In Fiscal Year 2018, the Environmental Protection Agency deleted all or part of 22 Superfund sites from its National Priorities List, representing a 13-year high. A total of 18 sites were deleted and four were partially removed.
This achievement is largely credited to the Superfund Task Force. Established in 2017, the group offers recommendations to improve and expedite site cleanups and encourage redevelopment.
The task force also increased the annual number of sites returned to communities for redevelopment. In total, 51 sites achieved Sitewide Ready for Anticipated Use (SWRAU) status during FY 2018, representing a 25% increase from the previous year.
22 Deleted and Partially Removed Superfund Sites
In FY 2018, these 18 sites were deleted from the Superfund’s NPL.

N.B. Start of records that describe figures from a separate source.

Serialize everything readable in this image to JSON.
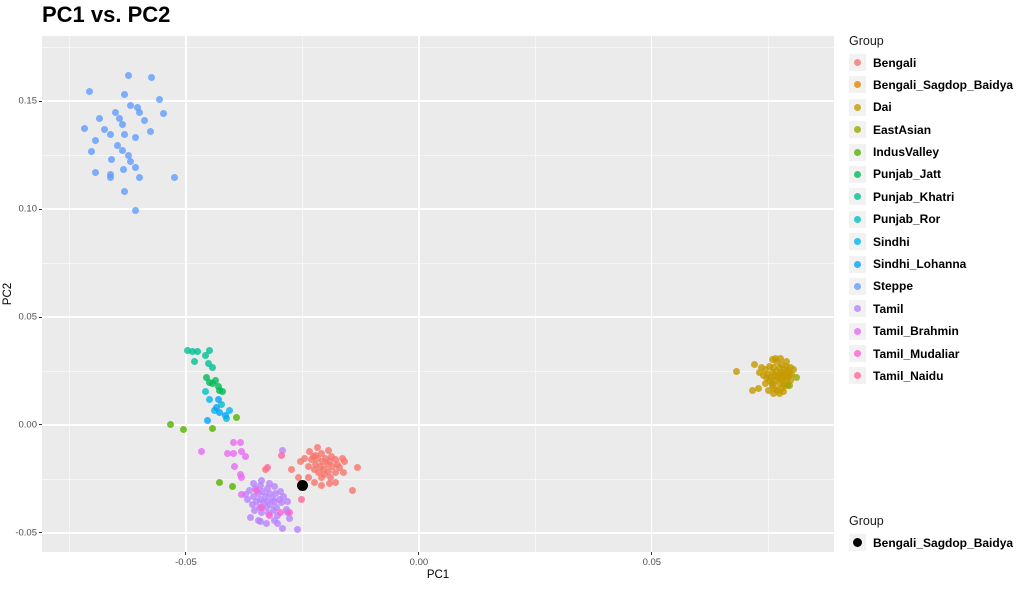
{
  "title": "PC1 vs. PC2",
  "panel": {
    "background": "#EBEBEB",
    "grid_color": "#FFFFFF",
    "tick_color": "#333333",
    "tick_label_color": "#4D4D4D",
    "legend_key_background": "#F2F2F2"
  },
  "chart_data": {
    "type": "scatter",
    "title": "PC1 vs. PC2",
    "xlabel": "PC1",
    "ylabel": "PC2",
    "xlim": [
      -0.0809,
      0.0891
    ],
    "ylim": [
      -0.0588,
      0.1801
    ],
    "grid": true,
    "x_ticks": [
      {
        "v": -0.05,
        "label": "-0.05"
      },
      {
        "v": 0,
        "label": "0.00"
      },
      {
        "v": 0.05,
        "label": "0.05"
      }
    ],
    "y_ticks": [
      {
        "v": 0.15,
        "label": "0.15"
      },
      {
        "v": 0.1,
        "label": "0.10"
      },
      {
        "v": 0.05,
        "label": "0.05"
      },
      {
        "v": 0,
        "label": "0.00"
      },
      {
        "v": -0.05,
        "label": "-0.05"
      }
    ],
    "x_minor": [
      -0.075,
      -0.025,
      0.025,
      0.075
    ],
    "y_minor": [
      0.175,
      0.125,
      0.075,
      0.025,
      -0.025
    ],
    "point_size": 7,
    "point_alpha": 0.8,
    "legend": {
      "title": "Group",
      "position": "right"
    },
    "series": [
      {
        "name": "Bengali",
        "color": "#F8766D",
        "points": [
          [
            -0.0255,
            -0.0171
          ],
          [
            -0.0245,
            -0.0153
          ],
          [
            -0.0238,
            -0.019
          ],
          [
            -0.0234,
            -0.0125
          ],
          [
            -0.023,
            -0.0162
          ],
          [
            -0.0227,
            -0.0148
          ],
          [
            -0.0225,
            -0.0208
          ],
          [
            -0.0223,
            -0.0139
          ],
          [
            -0.0221,
            -0.0181
          ],
          [
            -0.0217,
            -0.0106
          ],
          [
            -0.0217,
            -0.0153
          ],
          [
            -0.0215,
            -0.0218
          ],
          [
            -0.0212,
            -0.019
          ],
          [
            -0.021,
            -0.0245
          ],
          [
            -0.0208,
            -0.0134
          ],
          [
            -0.0206,
            -0.0167
          ],
          [
            -0.0204,
            -0.0204
          ],
          [
            -0.0202,
            -0.0227
          ],
          [
            -0.02,
            -0.0153
          ],
          [
            -0.0197,
            -0.0185
          ],
          [
            -0.0195,
            -0.0116
          ],
          [
            -0.0193,
            -0.0213
          ],
          [
            -0.0191,
            -0.0171
          ],
          [
            -0.0189,
            -0.0241
          ],
          [
            -0.0187,
            -0.0144
          ],
          [
            -0.0185,
            -0.019
          ],
          [
            -0.018,
            -0.0162
          ],
          [
            -0.0178,
            -0.0218
          ],
          [
            -0.0174,
            -0.0181
          ],
          [
            -0.017,
            -0.0199
          ],
          [
            -0.0165,
            -0.0153
          ],
          [
            -0.0161,
            -0.0222
          ],
          [
            -0.0191,
            -0.0273
          ],
          [
            -0.0208,
            -0.0282
          ],
          [
            -0.0225,
            -0.0264
          ],
          [
            -0.0238,
            -0.0245
          ],
          [
            -0.018,
            -0.0264
          ],
          [
            -0.0159,
            -0.0171
          ],
          [
            -0.0131,
            -0.0199
          ],
          [
            -0.0142,
            -0.0301
          ],
          [
            -0.033,
            -0.0208
          ],
          [
            -0.0273,
            -0.0208
          ],
          [
            -0.0258,
            -0.0245
          ]
        ]
      },
      {
        "name": "Bengali_Sagdop_Baidya",
        "color": "#E58700",
        "points": [
          [
            -0.0249,
            -0.0282
          ]
        ]
      },
      {
        "name": "Dai",
        "color": "#C49A00",
        "points": [
          [
            0.0682,
            0.025
          ],
          [
            0.0721,
            0.0278
          ],
          [
            0.0715,
            0.0162
          ],
          [
            0.0728,
            0.0171
          ],
          [
            0.0743,
            0.0255
          ],
          [
            0.0749,
            0.0236
          ],
          [
            0.0753,
            0.0273
          ],
          [
            0.0755,
            0.0218
          ],
          [
            0.0758,
            0.0245
          ],
          [
            0.076,
            0.0194
          ],
          [
            0.0762,
            0.0264
          ],
          [
            0.0764,
            0.0231
          ],
          [
            0.0766,
            0.0208
          ],
          [
            0.0768,
            0.0292
          ],
          [
            0.0768,
            0.025
          ],
          [
            0.077,
            0.0222
          ],
          [
            0.0773,
            0.019
          ],
          [
            0.0775,
            0.0264
          ],
          [
            0.0775,
            0.0236
          ],
          [
            0.0777,
            0.0213
          ],
          [
            0.0779,
            0.0282
          ],
          [
            0.0779,
            0.0245
          ],
          [
            0.0781,
            0.0222
          ],
          [
            0.0783,
            0.019
          ],
          [
            0.0785,
            0.0259
          ],
          [
            0.0785,
            0.0231
          ],
          [
            0.0788,
            0.0208
          ],
          [
            0.079,
            0.0273
          ],
          [
            0.079,
            0.0241
          ],
          [
            0.0792,
            0.0218
          ],
          [
            0.0794,
            0.025
          ],
          [
            0.0796,
            0.0227
          ],
          [
            0.0798,
            0.0264
          ],
          [
            0.0798,
            0.0208
          ],
          [
            0.08,
            0.0236
          ],
          [
            0.0803,
            0.0255
          ],
          [
            0.077,
            0.0162
          ],
          [
            0.0764,
            0.0171
          ],
          [
            0.0758,
            0.0181
          ],
          [
            0.0779,
            0.0171
          ],
          [
            0.0785,
            0.0181
          ],
          [
            0.0753,
            0.0204
          ],
          [
            0.0747,
            0.0218
          ],
          [
            0.074,
            0.0227
          ],
          [
            0.0745,
            0.0194
          ],
          [
            0.0751,
            0.0162
          ],
          [
            0.0762,
            0.0148
          ],
          [
            0.0773,
            0.0148
          ],
          [
            0.0783,
            0.0157
          ],
          [
            0.0792,
            0.0185
          ],
          [
            0.0732,
            0.0241
          ],
          [
            0.0736,
            0.0264
          ],
          [
            0.0766,
            0.031
          ],
          [
            0.0777,
            0.031
          ],
          [
            0.0788,
            0.0296
          ],
          [
            0.076,
            0.0301
          ]
        ]
      },
      {
        "name": "EastAsian",
        "color": "#99A800",
        "points": [
          [
            0.0811,
            0.0222
          ],
          [
            0.0796,
            0.0185
          ]
        ]
      },
      {
        "name": "IndusValley",
        "color": "#53B400",
        "points": [
          [
            -0.0534,
            0.0
          ],
          [
            -0.0506,
            -0.0023
          ],
          [
            -0.0444,
            -0.0014
          ],
          [
            -0.0391,
            0.0037
          ],
          [
            -0.0427,
            -0.0264
          ],
          [
            -0.0401,
            -0.0287
          ]
        ]
      },
      {
        "name": "Punjab_Jatt",
        "color": "#00BC56",
        "points": [
          [
            -0.0455,
            0.0218
          ],
          [
            -0.0449,
            0.0199
          ],
          [
            -0.0442,
            0.0194
          ],
          [
            -0.0436,
            0.0208
          ],
          [
            -0.0431,
            0.0176
          ],
          [
            -0.0427,
            0.0162
          ],
          [
            -0.0421,
            0.0153
          ]
        ]
      },
      {
        "name": "Punjab_Khatri",
        "color": "#00C094",
        "points": [
          [
            -0.0496,
            0.0343
          ],
          [
            -0.0487,
            0.0338
          ],
          [
            -0.0476,
            0.0338
          ],
          [
            -0.0481,
            0.0296
          ],
          [
            -0.0457,
            0.0324
          ],
          [
            -0.0449,
            0.0347
          ],
          [
            -0.0451,
            0.0287
          ],
          [
            -0.0444,
            0.0264
          ]
        ]
      },
      {
        "name": "Punjab_Ror",
        "color": "#00BFC4",
        "points": [
          [
            -0.0459,
            0.0153
          ],
          [
            -0.0423,
            0.0093
          ],
          [
            -0.0412,
            0.0032
          ]
        ]
      },
      {
        "name": "Sindhi",
        "color": "#00B5ED",
        "points": [
          [
            -0.0449,
            0.0116
          ],
          [
            -0.0438,
            0.0069
          ],
          [
            -0.0406,
            0.0069
          ]
        ]
      },
      {
        "name": "Sindhi_Lohanna",
        "color": "#00A5FF",
        "points": [
          [
            -0.0431,
            0.0116
          ],
          [
            -0.0427,
            0.006
          ],
          [
            -0.0416,
            0.0046
          ],
          [
            -0.0453,
            0.0023
          ],
          [
            -0.0434,
            0.0079
          ]
        ]
      },
      {
        "name": "Steppe",
        "color": "#619CFF",
        "points": [
          [
            -0.0624,
            0.162
          ],
          [
            -0.0575,
            0.1611
          ],
          [
            -0.0706,
            0.1542
          ],
          [
            -0.0631,
            0.1528
          ],
          [
            -0.0556,
            0.1505
          ],
          [
            -0.062,
            0.1481
          ],
          [
            -0.0605,
            0.1468
          ],
          [
            -0.0652,
            0.1449
          ],
          [
            -0.0599,
            0.1449
          ],
          [
            -0.0549,
            0.1444
          ],
          [
            -0.0642,
            0.1421
          ],
          [
            -0.0685,
            0.1421
          ],
          [
            -0.0588,
            0.1412
          ],
          [
            -0.0637,
            0.1389
          ],
          [
            -0.0717,
            0.1375
          ],
          [
            -0.0674,
            0.1366
          ],
          [
            -0.0577,
            0.1361
          ],
          [
            -0.0663,
            0.1343
          ],
          [
            -0.0631,
            0.1343
          ],
          [
            -0.0609,
            0.1329
          ],
          [
            -0.0695,
            0.1319
          ],
          [
            -0.0646,
            0.1296
          ],
          [
            -0.0637,
            0.1273
          ],
          [
            -0.0702,
            0.1264
          ],
          [
            -0.0624,
            0.125
          ],
          [
            -0.0659,
            0.1227
          ],
          [
            -0.062,
            0.1218
          ],
          [
            -0.0609,
            0.119
          ],
          [
            -0.0635,
            0.1181
          ],
          [
            -0.0695,
            0.1171
          ],
          [
            -0.0663,
            0.1162
          ],
          [
            -0.0599,
            0.1144
          ],
          [
            -0.0524,
            0.1148
          ],
          [
            -0.0663,
            0.1144
          ],
          [
            -0.0631,
            0.1079
          ],
          [
            -0.0609,
            0.0991
          ]
        ]
      },
      {
        "name": "Tamil",
        "color": "#B983FF",
        "points": [
          [
            -0.0373,
            -0.0324
          ],
          [
            -0.0367,
            -0.0347
          ],
          [
            -0.0363,
            -0.0301
          ],
          [
            -0.0358,
            -0.037
          ],
          [
            -0.0354,
            -0.0333
          ],
          [
            -0.0352,
            -0.0394
          ],
          [
            -0.035,
            -0.0292
          ],
          [
            -0.0348,
            -0.0356
          ],
          [
            -0.0345,
            -0.0319
          ],
          [
            -0.0343,
            -0.038
          ],
          [
            -0.0341,
            -0.0278
          ],
          [
            -0.0339,
            -0.0343
          ],
          [
            -0.0337,
            -0.0403
          ],
          [
            -0.0335,
            -0.0306
          ],
          [
            -0.0333,
            -0.0361
          ],
          [
            -0.033,
            -0.0329
          ],
          [
            -0.0328,
            -0.0384
          ],
          [
            -0.0326,
            -0.0296
          ],
          [
            -0.0324,
            -0.0352
          ],
          [
            -0.0322,
            -0.0412
          ],
          [
            -0.032,
            -0.0315
          ],
          [
            -0.0318,
            -0.037
          ],
          [
            -0.0315,
            -0.0338
          ],
          [
            -0.0313,
            -0.0394
          ],
          [
            -0.0311,
            -0.0287
          ],
          [
            -0.0309,
            -0.0356
          ],
          [
            -0.0307,
            -0.0319
          ],
          [
            -0.0305,
            -0.038
          ],
          [
            -0.0303,
            -0.0421
          ],
          [
            -0.03,
            -0.0343
          ],
          [
            -0.0298,
            -0.0306
          ],
          [
            -0.0294,
            -0.0361
          ],
          [
            -0.029,
            -0.0329
          ],
          [
            -0.0285,
            -0.0389
          ],
          [
            -0.0281,
            -0.0352
          ],
          [
            -0.0345,
            -0.044
          ],
          [
            -0.0328,
            -0.0454
          ],
          [
            -0.0311,
            -0.044
          ],
          [
            -0.0292,
            -0.0477
          ],
          [
            -0.0341,
            -0.0449
          ],
          [
            -0.0303,
            -0.0454
          ],
          [
            -0.0277,
            -0.0431
          ],
          [
            -0.0356,
            -0.0269
          ],
          [
            -0.0337,
            -0.0255
          ],
          [
            -0.032,
            -0.0269
          ],
          [
            -0.0292,
            -0.0116
          ],
          [
            -0.026,
            -0.0486
          ],
          [
            -0.0361,
            -0.0426
          ],
          [
            -0.0283,
            -0.0403
          ]
        ]
      },
      {
        "name": "Tamil_Brahmin",
        "color": "#E76BF3",
        "points": [
          [
            -0.0399,
            -0.0079
          ],
          [
            -0.0384,
            -0.0079
          ],
          [
            -0.041,
            -0.013
          ],
          [
            -0.0399,
            -0.013
          ],
          [
            -0.038,
            -0.0125
          ],
          [
            -0.0373,
            -0.0148
          ],
          [
            -0.0395,
            -0.0194
          ],
          [
            -0.038,
            -0.0241
          ],
          [
            -0.038,
            -0.0324
          ],
          [
            -0.0384,
            -0.0231
          ],
          [
            -0.0466,
            -0.0125
          ]
        ]
      },
      {
        "name": "Tamil_Mudaliar",
        "color": "#FD61D1",
        "points": [
          [
            -0.0348,
            -0.0301
          ],
          [
            -0.0298,
            -0.0407
          ],
          [
            -0.032,
            -0.0417
          ],
          [
            -0.0337,
            -0.0384
          ],
          [
            -0.0277,
            -0.0403
          ]
        ]
      },
      {
        "name": "Tamil_Naidu",
        "color": "#FF689E",
        "points": [
          [
            -0.0294,
            -0.0139
          ],
          [
            -0.0326,
            -0.0199
          ],
          [
            -0.0251,
            -0.0347
          ]
        ]
      }
    ],
    "highlight": {
      "legend_title": "Group",
      "name": "Bengali_Sagdop_Baidya",
      "color": "#000000",
      "point_size": 11,
      "points": [
        [
          -0.0249,
          -0.0282
        ]
      ]
    }
  }
}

- C & D Recycling — Foster Township, PA
- Davenport and Flagstaff Smelters — Sandy, UT
- Davis Timber Company — Hattiesburg, MS
- Dorney Road Landfill — Upper Macungie Township, PA
- Eureka Mills — Eureka, UT
- Frontier Hard Chrome, Inc. — Vancouver, WA
- Fulton Terminals — Fulton, NY
- Hatheway & Patterson — Mansfield, MA
- Nutting Truck & Caster Co. — Faribault, MN
- Old Esco Manufacturing — Greenville, TX
- Old Southington Landfill — Southington, CT
- Ordnance Works Disposal Areas — Morgantown, WV
- Reasor Chemical Company — Castle Hayne, NC
- Recticon/Allied Steel Corp. — East Coventry Township, PA
- Union Chemical Co., Inc. — South Hope, ME
- Vancouver Water Station #1 Contamination — Vancouver, WA
- Vancouver Water Station #4 Contamination — Vancouver, WA
- Whitehouse Oil Pits — Whitehouse, FL
In FY 2018, these four sites were partially deleted from the Superfund’s NPL.
- Naval Industrial Reserve Ordnance Plant — Fridley, MN
- Omaha Lead — Omaha, NE
- Pacific Coast Pipe Lines — Fillmore, CA
- Peters Cartridge Factory — Kings Mills, OH
About Superfund Sites
Established in 1980, the Comprehensive Environmental Response, Compensation and Liberty Act (CERCLA) — informally known as Superfund — was designed to clean up contaminated sites. Additionally, it requires parties responsible for the contamination to perform the cleanup work or reimburse the government for efforts led by the EPA. When no party is deemed responsible, the Superfund gives the EPA the funding and authority to clean up sites.
At present, thousands of contaminated sites are in existence, polluted by the improper management of hazardous waste, such as illicit disposal or being left out in the open. These sites consist of manufacturing facilities, processing plants, and mining sites.